Looking up the z-score of -1 in the standard normal distribution table, we find that the corresponding cumulative probability is approximately 0.1587. Therefore, the probability of a random bulb having a mean life less than 2000 hours is approximately 0.1587 or 15.87%.

2) In what situation does one need probability theory?
Probability theory is used in a wide range of situations where uncertainty or randomness is involved. Here are a few examples:

a) Gambling: When playing games of chance, probability theory helps in determining the likelihood of winning and making strategic decisions.

b) Risk analysis: In fields like insurance and finance, probability theory is used to assess and manage risks. It helps in estimating the probability of various outcomes and determining appropriate strategies.

c) Decision-making: Probability theory provides a framework for making rational decisions under uncertainty. It helps in considering the likelihood of different outcomes and weighing potential risks and rewards.
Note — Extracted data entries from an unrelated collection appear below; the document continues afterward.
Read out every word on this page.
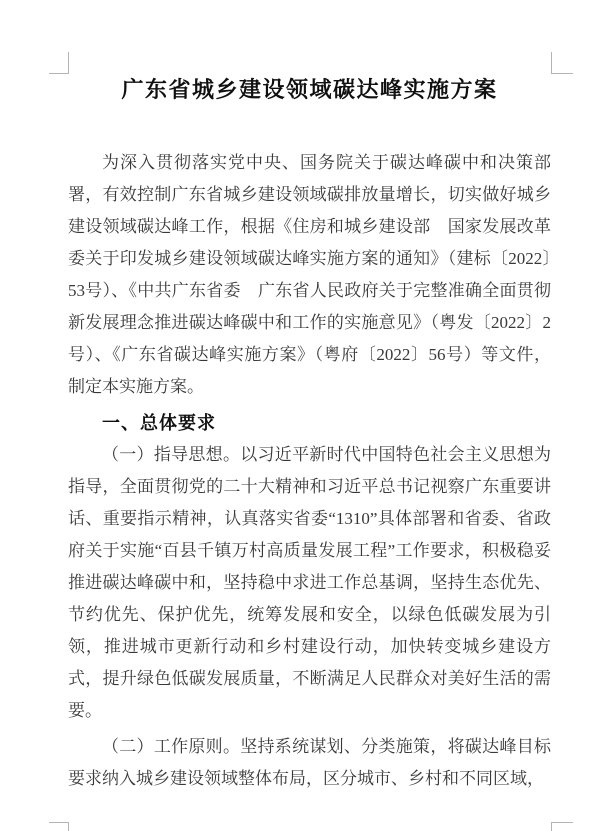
广东省城乡建设领域碳达峰实施方案

为深入贯彻落实党中央、国务院关于碳达峰碳中和决策部署，有效控制广东省城乡建设领域碳排放量增长，切实做好城乡建设领域碳达峰工作，根据《住房和城乡建设部　国家发展改革委关于印发城乡建设领域碳达峰实施方案的通知》（建标〔2022〕53号）、《中共广东省委　广东省人民政府关于完整准确全面贯彻新发展理念推进碳达峰碳中和工作的实施意见》（粤发〔2022〕2号）、《广东省碳达峰实施方案》（粤府〔2022〕56号）等文件，制定本实施方案。

一、总体要求

（一）指导思想。以习近平新时代中国特色社会主义思想为指导，全面贯彻党的二十大精神和习近平总书记视察广东重要讲话、重要指示精神，认真落实省委“1310”具体部署和省委、省政府关于实施“百县千镇万村高质量发展工程”工作要求，积极稳妥推进碳达峰碳中和，坚持稳中求进工作总基调，坚持生态优先、节约优先、保护优先，统筹发展和安全，以绿色低碳发展为引领，推进城市更新行动和乡村建设行动，加快转变城乡建设方式，提升绿色低碳发展质量，不断满足人民群众对美好生活的需要。

（二）工作原则。坚持系统谋划、分类施策，将碳达峰目标要求纳入城乡建设领域整体布局，区分城市、乡村和不同区域，
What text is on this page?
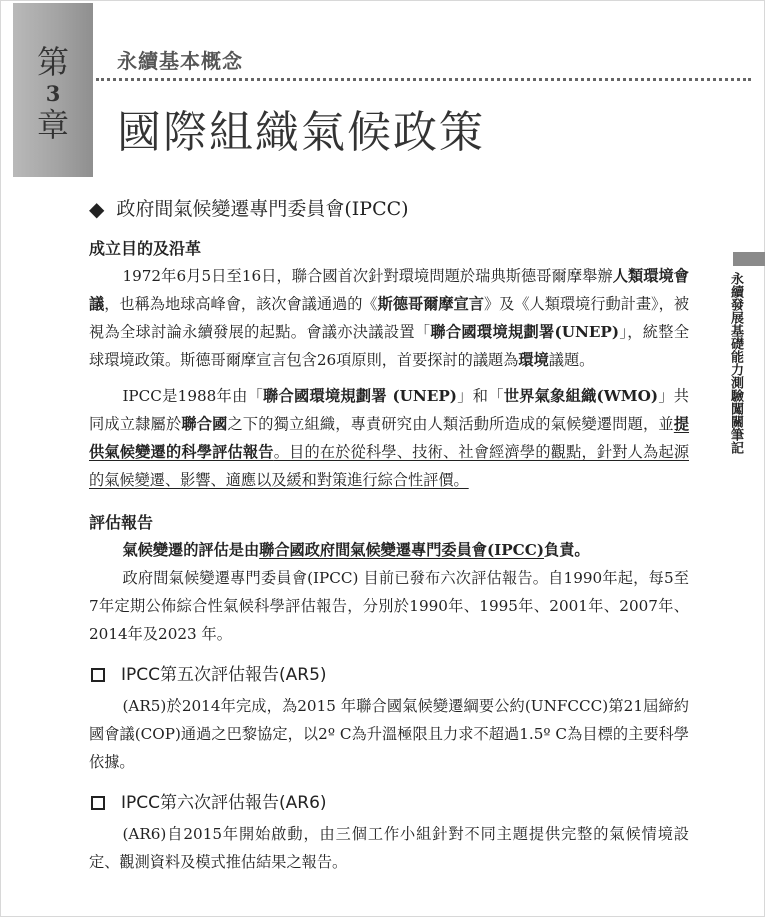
第
3
章
永續基本概念
國際組織氣候政策
永續發展基礎能力測驗闖關筆記
◆ 政府間氣候變遷專門委員會(IPCC)
成立目的及沿革

1972年6月5日至16日，聯合國首次針對環境問題於瑞典斯德哥爾摩舉辦人類環境會議，也稱為地球高峰會，該次會議通過的《斯德哥爾摩宣言》及《人類環境行動計畫》，被視為全球討論永續發展的起點。會議亦決議設置「聯合國環境規劃署(UNEP)」，統整全球環境政策。斯德哥爾摩宣言包含26項原則，首要探討的議題為環境議題。

IPCC是1988年由「聯合國環境規劃署 (UNEP)」和「世界氣象組織(WMO)」共同成立隸屬於聯合國之下的獨立組織，專責研究由人類活動所造成的氣候變遷問題，並提供氣候變遷的科學評估報告。目的在於從科學、技術、社會經濟學的觀點，針對人為起源的氣候變遷、影響、適應以及緩和對策進行綜合性評價。

評估報告

氣候變遷的評估是由聯合國政府間氣候變遷專門委員會(IPCC)負責。

政府間氣候變遷專門委員會(IPCC) 目前已發布六次評估報告。自1990年起，每5至7年定期公佈綜合性氣候科學評估報告，分別於1990年、1995年、2001年、2007年、2014年及2023 年。

IPCC第五次評估報告(AR5)

(AR5)於2014年完成，為2015 年聯合國氣候變遷綱要公約(UNFCCC)第21屆締約國會議(COP)通過之巴黎協定，以2º C為升溫極限且力求不超過1.5º C為目標的主要科學依據。

IPCC第六次評估報告(AR6)

(AR6)自2015年開始啟動，由三個工作小組針對不同主題提供完整的氣候情境設定、觀測資料及模式推估結果之報告。
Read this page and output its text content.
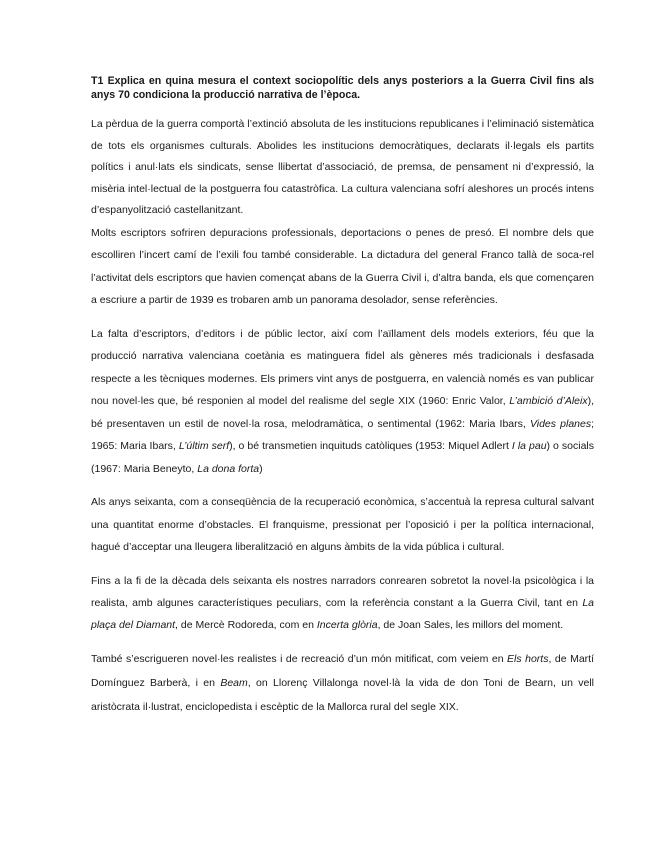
T1 Explica en quina mesura el context sociopolític dels anys posteriors a la Guerra Civil fins als anys 70 condiciona la producció narrativa de l’època.

La pèrdua de la guerra comportà l’extinció absoluta de les institucions republicanes i l’eliminació sistemàtica de tots els organismes culturals. Abolides les institucions democràtiques, declarats il·legals els partits polítics i anul·lats els sindicats, sense llibertat d’associació, de premsa, de pensament ni d’expressió, la misèria intel·lectual de la postguerra fou catastròfica. La cultura valenciana sofrí aleshores un procés intens d’espanyolització castellanitzant.

Molts escriptors sofriren depuracions professionals, deportacions o penes de presó. El nombre dels que escolliren l’incert camí de l’exili fou també considerable. La dictadura del general Franco tallà de soca-rel l’activitat dels escriptors que havien començat abans de la Guerra Civil i, d’altra banda, els que començaren a escriure a partir de 1939 es trobaren amb un panorama desolador, sense referències.

La falta d’escriptors, d’editors i de públic lector, així com l’aïllament dels models exteriors, féu que la producció narrativa valenciana coetània es matinguera fidel als gèneres més tradicionals i desfasada respecte a les tècniques modernes. Els primers vint anys de postguerra, en valencià només es van publicar nou novel·les que, bé responien al model del realisme del segle XIX (1960: Enric Valor, L’ambició d’Aleix), bé presentaven un estil de novel·la rosa, melodramàtica, o sentimental (1962: Maria Ibars, Vides planes; 1965: Maria Ibars, L’últim serf), o bé transmetien inquituds catòliques (1953: Miquel Adlert I la pau) o socials (1967: Maria Beneyto, La dona forta)

Als anys seixanta, com a conseqüència de la recuperació econòmica, s’accentuà la represa cultural salvant una quantitat enorme d’obstacles. El franquisme, pressionat per l’oposició i per la política internacional, hagué d’acceptar una lleugera liberalització en alguns àmbits de la vida pública i cultural.

Fins a la fi de la dècada dels seixanta els nostres narradors conrearen sobretot la novel·la psicològica i la realista, amb algunes característiques peculiars, com la referència constant a la Guerra Civil, tant en La plaça del Diamant, de Mercè Rodoreda, com en Incerta glòria, de Joan Sales, les millors del moment.

També s’escrigueren novel·les realistes i de recreació d’un món mitificat, com veiem en Els horts, de Martí Domínguez Barberà, i en Beam, on Llorenç Villalonga novel·là la vida de don Toni de Bearn, un vell aristòcrata il·lustrat, enciclopedista i escèptic de la Mallorca rural del segle XIX.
d) Statistics: Probability theory is the foundation of statistical analysis. It is used to design experiments, analyze data, and make inferences about populations based on samples.

e) Machine learning and AI: Probability theory plays a crucial role in designing and training machine learning models. It helps in modeling uncertainty, estimating probabilities, and making predictions based on data.

Overall, probability theory is essential in various fields where understanding and quantifying uncertainty is necessary for making informed decisions and predictions.